States tend to lose on lotteries: And joining the millions of us whose numbers didn't come up -- yep, those are my worthless Powerball tickets there to the left -- the state lotteries themselves are among the losers.
"Every bit helps, but net revenues from lottery sales are not big in the scheme of state budgets," according to a recent analysis by the Rockefeller Institute of Government. Gross lottery sales are substantial - about $70.2 billion in fiscal year 2014, according to the North American Association of State and Provincial Lotteries."
But, write Lucy Dadayan and Donald J. Boyd in the Rockefeller report, net revenues for state budgets after payment of prizes, administrative costs and other expenses were only around $18.1 billion, or 26 percent of sales.
Basically, according to the Rockefeller report, lotteries are a minor element in state fiscal systems, accounting on average for approximately 2 percent of state tax revenues.
The Rockefeller findings reinforce an earlier Tax Policy Center (TPC) report that noted while lotteries generated more than $21 billion for states in 2011, that was just 1 percent of the states' own-source revenue.
"Revenues ranged from just under $10 million in North Dakota (0.5 percent of own-source revenue) to over $3 billion in New York (1.6 percent)," writes Richard C. Auxier in TPC's Tax Vox blog. "That's in part because less than a third of lottery sales went to state revenue in 36 of the 43 states with lotteries in 2012. The remaining two-thirds of sales went to prizes, retailer commissions, and administration expenses (including advertising)."
Minimal percentage to schools: But what about all the dollars for, in most states, education programs?
At best, lottery revenue can only modestly increase spending on education and other programs, according to the Tax Vox post. In the states that dedicate all lottery revenue to Kindergarten through grade 12 education, that revenue never covered more than 5.5 percent of total spending in 2011.
Dadayan and Boyd of the Rockefeller Institute agree. "Despite earmarking, higher lottery revenue does not necessarily translate into increased state spending on dedicated purposes," they write, "and lottery shortfalls do not necessarily translate into spending cuts for dedicated programs."
And in North Carolina, where nearly all of the state's lottery revenue is dedicated to elementary and secondary education, a 2015 budget twist leaves teachers and assistants out of any windfall.
Tar Heel State lawmakers last year shifted distribution of lottery proceeds from those in the classrooms to bus drivers, janitors and other noninstructional support staff.
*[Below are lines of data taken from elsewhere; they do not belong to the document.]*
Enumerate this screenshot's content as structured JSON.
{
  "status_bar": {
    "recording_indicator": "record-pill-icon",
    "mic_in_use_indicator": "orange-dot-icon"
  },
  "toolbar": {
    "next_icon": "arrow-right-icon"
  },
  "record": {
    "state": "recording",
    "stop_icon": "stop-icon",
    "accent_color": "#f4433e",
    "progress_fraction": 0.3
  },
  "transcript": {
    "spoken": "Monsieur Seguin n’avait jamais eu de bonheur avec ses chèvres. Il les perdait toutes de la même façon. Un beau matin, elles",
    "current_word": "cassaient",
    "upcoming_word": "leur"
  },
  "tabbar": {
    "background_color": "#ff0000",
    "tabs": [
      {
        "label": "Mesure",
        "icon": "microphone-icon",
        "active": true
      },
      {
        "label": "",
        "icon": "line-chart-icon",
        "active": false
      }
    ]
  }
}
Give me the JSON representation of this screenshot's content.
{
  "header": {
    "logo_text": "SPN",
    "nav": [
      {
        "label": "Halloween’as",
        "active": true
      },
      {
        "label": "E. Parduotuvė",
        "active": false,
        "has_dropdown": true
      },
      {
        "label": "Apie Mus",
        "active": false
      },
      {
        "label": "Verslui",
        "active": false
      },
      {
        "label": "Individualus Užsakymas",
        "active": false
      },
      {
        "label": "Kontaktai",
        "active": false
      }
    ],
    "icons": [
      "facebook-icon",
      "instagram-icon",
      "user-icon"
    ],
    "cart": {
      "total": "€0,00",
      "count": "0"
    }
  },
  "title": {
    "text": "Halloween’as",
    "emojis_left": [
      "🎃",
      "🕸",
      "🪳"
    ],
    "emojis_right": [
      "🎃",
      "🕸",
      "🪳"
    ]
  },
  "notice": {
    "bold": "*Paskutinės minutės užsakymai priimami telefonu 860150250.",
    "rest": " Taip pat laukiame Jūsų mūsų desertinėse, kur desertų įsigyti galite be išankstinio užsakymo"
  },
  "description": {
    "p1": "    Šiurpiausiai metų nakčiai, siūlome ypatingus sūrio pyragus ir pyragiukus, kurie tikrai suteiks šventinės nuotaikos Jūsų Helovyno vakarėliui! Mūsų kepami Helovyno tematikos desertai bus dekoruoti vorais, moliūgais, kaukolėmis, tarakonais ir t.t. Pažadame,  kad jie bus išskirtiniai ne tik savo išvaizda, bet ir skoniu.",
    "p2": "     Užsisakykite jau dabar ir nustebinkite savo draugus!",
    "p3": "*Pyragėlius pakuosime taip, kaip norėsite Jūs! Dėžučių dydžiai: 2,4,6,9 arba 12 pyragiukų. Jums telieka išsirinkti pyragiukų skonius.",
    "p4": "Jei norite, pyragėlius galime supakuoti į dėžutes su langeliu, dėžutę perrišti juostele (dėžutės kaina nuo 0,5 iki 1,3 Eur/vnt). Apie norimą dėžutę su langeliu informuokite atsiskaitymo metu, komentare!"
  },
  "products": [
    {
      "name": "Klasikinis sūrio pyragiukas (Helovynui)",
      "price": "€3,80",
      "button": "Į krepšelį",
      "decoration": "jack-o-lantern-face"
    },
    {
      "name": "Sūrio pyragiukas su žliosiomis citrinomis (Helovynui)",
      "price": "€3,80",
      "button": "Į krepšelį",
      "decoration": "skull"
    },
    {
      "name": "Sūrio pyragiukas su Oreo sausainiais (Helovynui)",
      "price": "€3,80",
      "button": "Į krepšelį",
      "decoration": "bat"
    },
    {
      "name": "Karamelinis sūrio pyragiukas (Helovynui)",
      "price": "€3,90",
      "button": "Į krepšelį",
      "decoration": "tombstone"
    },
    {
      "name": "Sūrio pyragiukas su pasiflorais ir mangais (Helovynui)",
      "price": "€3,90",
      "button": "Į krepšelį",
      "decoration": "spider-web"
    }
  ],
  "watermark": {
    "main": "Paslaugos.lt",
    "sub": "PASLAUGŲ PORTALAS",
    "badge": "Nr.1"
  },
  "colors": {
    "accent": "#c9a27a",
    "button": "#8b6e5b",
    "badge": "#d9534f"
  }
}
The reason: to ensure that teacher salaries aren't funded by a variable source of money.
No state income taxes either: Other losers in this largest every U.S. lottery? The tax departments in the winners' states.
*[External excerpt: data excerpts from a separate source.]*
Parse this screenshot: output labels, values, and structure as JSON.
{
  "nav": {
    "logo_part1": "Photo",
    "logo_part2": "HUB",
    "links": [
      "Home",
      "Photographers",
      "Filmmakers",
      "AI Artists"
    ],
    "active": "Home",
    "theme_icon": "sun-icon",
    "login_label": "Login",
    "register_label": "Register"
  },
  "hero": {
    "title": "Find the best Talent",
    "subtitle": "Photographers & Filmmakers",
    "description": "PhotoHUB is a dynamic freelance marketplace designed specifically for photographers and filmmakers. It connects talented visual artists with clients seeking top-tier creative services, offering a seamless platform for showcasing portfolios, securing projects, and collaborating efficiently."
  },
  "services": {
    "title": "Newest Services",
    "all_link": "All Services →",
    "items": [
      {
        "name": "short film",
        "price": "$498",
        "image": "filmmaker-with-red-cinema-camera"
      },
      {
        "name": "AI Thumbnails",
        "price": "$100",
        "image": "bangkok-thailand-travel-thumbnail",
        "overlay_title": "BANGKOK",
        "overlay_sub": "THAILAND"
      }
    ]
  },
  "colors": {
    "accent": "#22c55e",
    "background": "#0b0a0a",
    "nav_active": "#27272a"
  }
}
As I noted last week at my other tax blog, the winners of the Powerball billions all are in states that don't tax lottery income.
California exempts, in most situations, lottery winnings from its individual income tax, which has a top tax rate of 13.3 percent for millionaires.
Tennessee only taxes interest and dividend earnings.
Florida is one of seven states with no individual income tax at all.
But the Internal Revenue Service is the big lottery winner, on this Powerball payout and all gambling winnings. As I also discussed last week at Bankrate Taxes Blog, the IRS gets at least part of its tax cut from winners immediately, regardless of whether they take their money in one large payout or in 30 annuity payments.
I'm presuming the still anonymous California and Florida lottery winners are, as I and other financial folks recommend, taking their time to get a good grasp on the tax issues related with large lottery payouts.
Congratulations to them on their luck. May it continue as they deal with their new-found wealth.